Sherman also noted it was significant that the rate of moderate to severe palmar—plantar erythrodysesthesia syndrome was 3.4 percent. He said that Nexavar (sorafenib), the other TKI approved in this setting in recent years, “had a very high frequency of palmar-plantar erythrodysesthesia in the pivotal phase 3 DECISION study.”

There were six patient deaths in the Lenvima arm considered to be treatment related, including pulmonary embolism, one hemorrhagic stroke, one related to a general deterioration of health, and three in which no specific cause was identified.

Martin Schlumberger, lead author of the SELECT trial, commented on these treatment-related deaths in an interview at the 2014 ASCO Annual Meeting. “These six deaths are too many, but we have to compare that to the hundreds of lives that were saved from treatment with the drug. So you have efficacy, but you also have toxicities and usually these go together,” said Schlumberger, a professor of oncology at the University Paris Sud in Paris, France.
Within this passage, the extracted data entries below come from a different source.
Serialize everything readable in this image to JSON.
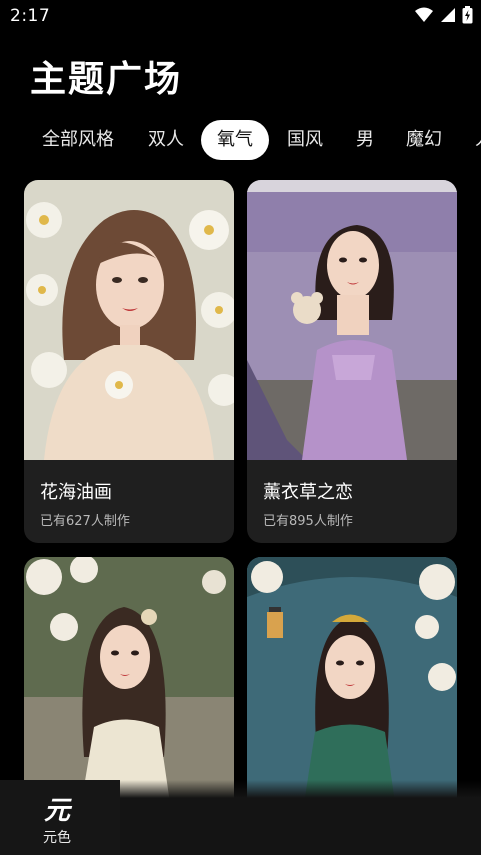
{
  "status_bar": {
    "time": "2:17"
  },
  "page": {
    "title": "主题广场"
  },
  "tabs": [
    {
      "label": "全部风格",
      "active": false
    },
    {
      "label": "双人",
      "active": false
    },
    {
      "label": "氧气",
      "active": true
    },
    {
      "label": "国风",
      "active": false
    },
    {
      "label": "男",
      "active": false
    },
    {
      "label": "魔幻",
      "active": false
    },
    {
      "label": "人",
      "active": false
    }
  ],
  "cards": [
    {
      "title": "花海油画",
      "count": "已有627人制作",
      "image": "woman-white-flowers-oil-painting"
    },
    {
      "title": "薰衣草之恋",
      "count": "已有895人制作",
      "image": "woman-lavender-field-purple-dress"
    },
    {
      "title": "",
      "count": "",
      "image": "woman-garden-white-blossoms"
    },
    {
      "title": "",
      "count": "",
      "image": "woman-teal-dress-lantern-blossoms"
    }
  ],
  "bottom_nav": {
    "logo": "元",
    "label": "元色"
  },
  "colors": {
    "background": "#000000",
    "card": "#1f1f1f",
    "active_tab": "#ffffff"
  }
}
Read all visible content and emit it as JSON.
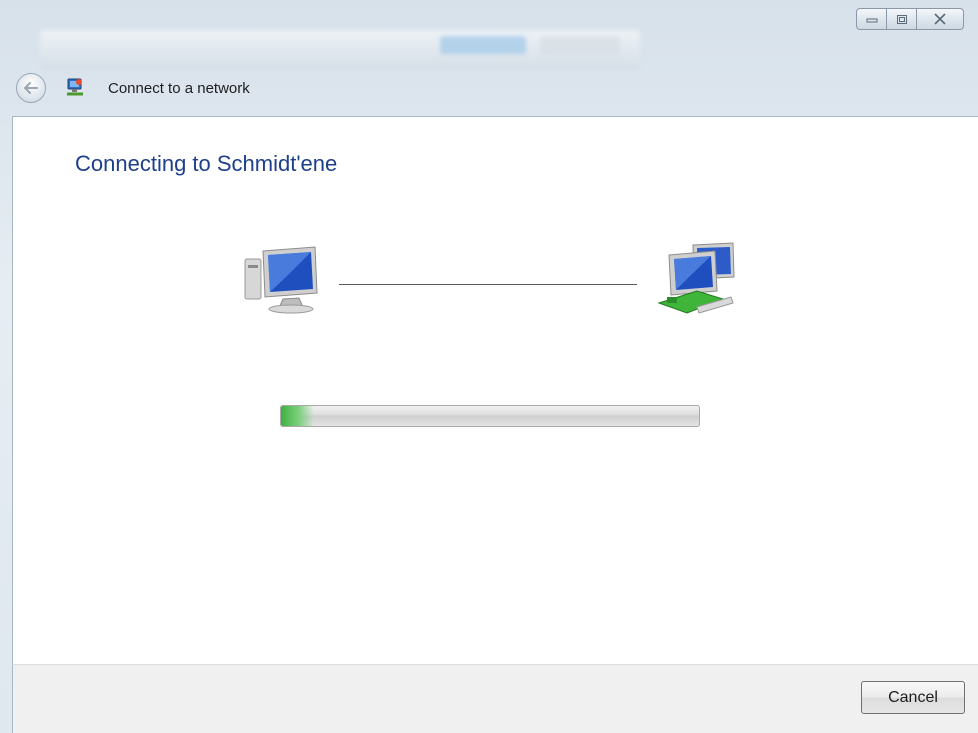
{
  "window": {
    "title": "Connect to a network",
    "heading": "Connecting to Schmidt'ene"
  },
  "progress": {
    "value_percent": 8
  },
  "footer": {
    "cancel_label": "Cancel"
  },
  "colors": {
    "heading": "#1e3f8c",
    "progress_fill": "#3cb043"
  },
  "icons": {
    "back": "back-arrow-icon",
    "title_icon": "network-icon",
    "source": "computer-icon",
    "target": "network-computers-icon"
  }
}
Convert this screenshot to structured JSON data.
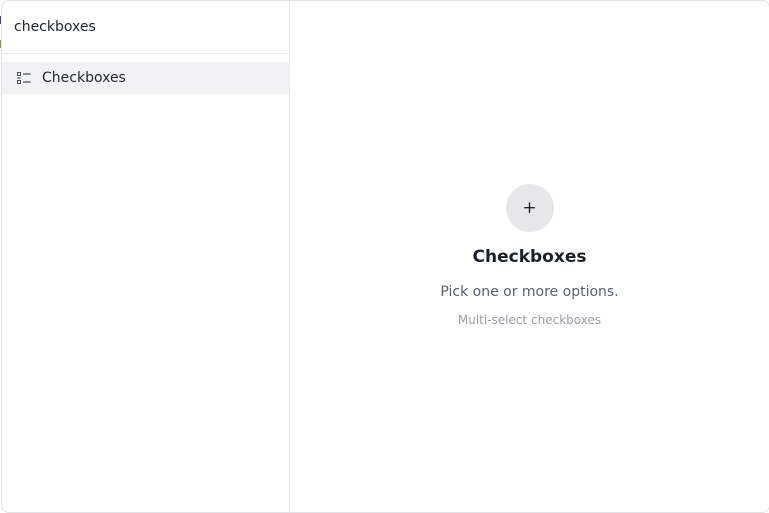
{
  "search": {
    "value": "checkboxes"
  },
  "sidebar": {
    "items": [
      {
        "label": "Checkboxes",
        "icon": "list-checks-icon",
        "selected": true
      }
    ]
  },
  "main": {
    "add_icon": "+",
    "title": "Checkboxes",
    "description": "Pick one or more options.",
    "hint": "Multi-select checkboxes"
  },
  "colors": {
    "selected_bg": "#f2f2f4",
    "add_button_bg": "#e7e7ea",
    "text_primary": "#1f2430",
    "text_secondary": "#5b6170",
    "text_muted": "#9a9ea8"
  }
}
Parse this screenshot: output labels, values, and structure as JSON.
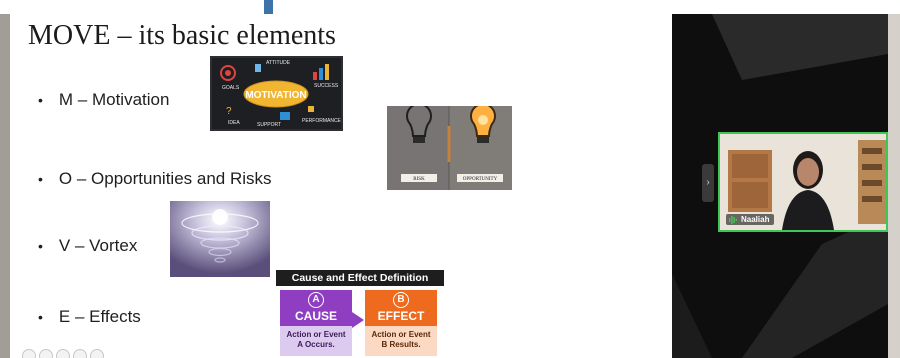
{
  "slide": {
    "title": "MOVE – its basic elements",
    "bullets": [
      {
        "label": "M – Motivation"
      },
      {
        "label": "O – Opportunities and Risks"
      },
      {
        "label": "V – Vortex"
      },
      {
        "label": "E – Effects"
      }
    ],
    "motivation_image": {
      "center_word": "MOTIVATION",
      "words": [
        "GOALS",
        "ATTITUDE",
        "SUCCESS",
        "IDEA",
        "SUPPORT",
        "PERFORMANCE"
      ]
    },
    "risk_image": {
      "left_label": "RISK",
      "right_label": "OPPORTUNITY"
    },
    "cause_effect": {
      "header": "Cause and Effect Definition",
      "cause": {
        "letter": "A",
        "title": "CAUSE",
        "line1": "Action or Event",
        "line2": "A Occurs."
      },
      "effect": {
        "letter": "B",
        "title": "EFFECT",
        "line1": "Action or Event",
        "line2": "B Results."
      }
    }
  },
  "video": {
    "participant_name": "Naaliah",
    "tile_border_color": "#3fc657"
  },
  "colors": {
    "cause_purple": "#8f3ec2",
    "effect_orange": "#ee6a1f"
  },
  "icons": [
    "mic-icon",
    "collapse-chevron-icon"
  ]
}
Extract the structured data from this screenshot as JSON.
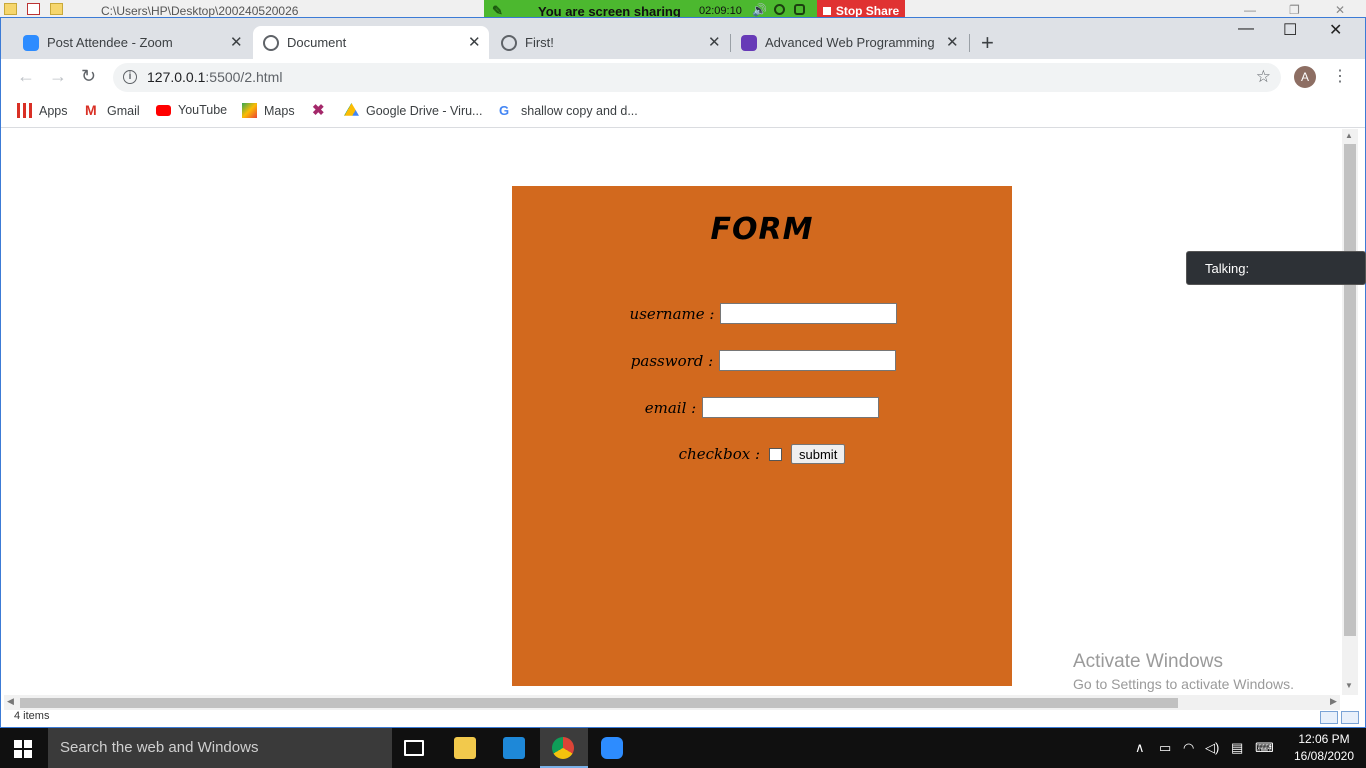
{
  "explorer": {
    "path": "C:\\Users\\HP\\Desktop\\200240520026",
    "status_items": "4 items"
  },
  "share_bar": {
    "message": "You are screen sharing",
    "time": "02:09:10",
    "stop_label": "Stop Share"
  },
  "browser": {
    "tabs": [
      {
        "title": "Post Attendee - Zoom",
        "favicon": "zoom-icon"
      },
      {
        "title": "Document",
        "favicon": "globe-icon"
      },
      {
        "title": "First!",
        "favicon": "globe-icon"
      },
      {
        "title": "Advanced Web Programming Eng",
        "favicon": "forms-icon"
      }
    ],
    "new_tab": "+",
    "url_host": "127.0.0.1",
    "url_rest": ":5500/2.html",
    "avatar_letter": "A",
    "bookmarks": [
      {
        "label": "Apps"
      },
      {
        "label": "Gmail"
      },
      {
        "label": "YouTube"
      },
      {
        "label": "Maps"
      },
      {
        "label": ""
      },
      {
        "label": "Google Drive - Viru..."
      },
      {
        "label": "shallow copy and d..."
      }
    ]
  },
  "form": {
    "title": "FORM",
    "username_label": "username :",
    "password_label": "password :",
    "email_label": "email :",
    "checkbox_label": "checkbox :",
    "submit_label": "submit",
    "bg_color": "#d2691e"
  },
  "zoom_talking": "Talking:",
  "activate": {
    "line1": "Activate Windows",
    "line2": "Go to Settings to activate Windows."
  },
  "taskbar": {
    "search_placeholder": "Search the web and Windows",
    "time": "12:06 PM",
    "date": "16/08/2020"
  }
}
With Nexavar and Lenvima both now both available for RAI-refractory DTC, the issue of sequencing now arises. Sherman, for his part, said he would use Lenvima first. “The degree of improvement and progression-free survival would appear to be markedly higher with lenvatinib than sorafenib. So I personally think that the effectiveness of lenvatinib is going to be superior to that of sorafenib in this patient cohort.”

Schlumberger, however, did not express a first-line preference.

“When patients with distant metastasis or locally advanced disease progress, they progress slowly so they can be treated with one of these two drugs. Some will respond and then progress but still be alive and in good condition. So most of these patients will require two lines of treatment. So we may start with sorafenib, or we may start with lenvatinib but in the end they will receive both drugs.”